Ooty I

We went up to Ooty / Ootacamund / Udhagamandalam (what everyone calls it / what the British called it / the Tamil, currently official name) for two weeks. Ooty is in the Nilgiris (‘blue hills’), on the border between Tamil Nadu and Kerala.

We flew from Chennai to Coimbatore, and found that the car which the hotel was supposed to have sent wasn’t there. Somehow, we weren’t surprised. We hired a taxi to drive us up into the hills. The drive takes about two and a half hours, of which the first hour is spent on the plains. As soon as you pass Mettupalayam, the road begins to rise. There are miles of areca (betel) plantations: groves of impossibly skinny palms with light-gray trunks, topped with small tufts of leaves, crammed together so that when you look you see everything in light-gray. Monkeys sit at the roadside, watching the cars go by and going about their business. Then the ghat (hill) road begins: a steep incline, the road bordered by cliffs, or opening out to views of tea gardens, eucalyptus plantations, forest.

On the (lousy) road map of Tamil Nadu which I bought at Higginbothams in Ooty, the road appears to be a straight line. But in fact, it was more like this: , ascending steeply, full of hairpin turns and switchbacks. My neck began to ache and I felt queasy by the end. When we were 12 km. From Ooty it began to rain heavily, making things more… interesting. A few years ago, we drove up in heavy mist and rain, no visibility at all, even when the driver turned on fog lights; so that buses, cars and lorries coming downhill suddenly emerged out of white nothingness, right in front of us. These things don’t deter the drivers, however. They overtake everyone they encounter, horns blaring like screams. You arrive with your heart beating fast.

When Ramesh tipped the driver, he touched the money to his forehead before putting it away.

From the hotel windows we looked out at rounded hills with trees bristling on top,

photo by Ramesh Gandhi

and dark smudgy clouds behind them. The strong fragrance of eucalyptus.

This is the near view from our bedroom window – except I’ve left out trees and shrubbery:

One feathery tree rises from the big block of windows in the front, and partially obscures some of the rooflines. It looks like a small village, but it is the health club, billiards room, and service block.
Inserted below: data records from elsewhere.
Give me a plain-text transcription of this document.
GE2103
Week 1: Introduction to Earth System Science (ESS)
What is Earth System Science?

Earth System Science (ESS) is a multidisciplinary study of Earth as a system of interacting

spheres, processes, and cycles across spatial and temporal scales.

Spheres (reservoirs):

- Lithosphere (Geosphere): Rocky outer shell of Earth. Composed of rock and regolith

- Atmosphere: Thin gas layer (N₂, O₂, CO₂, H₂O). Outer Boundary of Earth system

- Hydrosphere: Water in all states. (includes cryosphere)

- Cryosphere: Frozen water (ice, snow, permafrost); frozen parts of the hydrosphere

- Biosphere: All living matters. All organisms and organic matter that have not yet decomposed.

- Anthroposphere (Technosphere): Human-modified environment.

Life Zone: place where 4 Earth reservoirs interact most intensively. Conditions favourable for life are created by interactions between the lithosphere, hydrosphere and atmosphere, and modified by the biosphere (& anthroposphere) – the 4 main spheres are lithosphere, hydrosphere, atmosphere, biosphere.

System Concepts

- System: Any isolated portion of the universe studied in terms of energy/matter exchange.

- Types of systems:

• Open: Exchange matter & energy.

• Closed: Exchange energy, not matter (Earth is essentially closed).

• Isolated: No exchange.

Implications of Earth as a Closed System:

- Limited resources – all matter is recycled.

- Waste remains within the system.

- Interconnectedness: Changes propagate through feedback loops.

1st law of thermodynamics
It is a kind of construction which used to be more common than it is now: keep adding rooms as needed, and give each new addition its own roof. Red tile everywhere, and buff-yellow stucco. And green.

Behind the hotel, a large green lawn and a derelict-looking building. A neat, narrow bed of larkspur around one side; wilder-looking white-flowered shrubs on the other; on one side, grass seems to grow right into the house.

On the road outside the hotel, a small shrine, with oil-lamp glowing, under a tree:

A family of Tamils settled in Bombay sat next to us at dinner. They spoke a mixture of Tamil, Hindi and English which fascinated me. One man was talking on a cell phone: “Namaste, bolo, eppadi irrukku? Nalaikku I am in Coimbatore, phir Madras jaunga. Appuram, we return to Bombay…” I’m accustomed to Hindi-English; and to Tamil-English – but this was something new to me. Perhaps all Bombay Tamils speak this way?

We took a short walk inside the hotel property after dinner. Rows of fancy cars, mostly silver, humped in the darkness like sleeping animals. I asked the watchman where the drivers slept. He was surprised at the question. “In the cars!” Some of the them – Mercedes, Skoda – cost more than a modest apartment in the city.

Deep sleep in silence: no air-conditioner, no fan, the window open.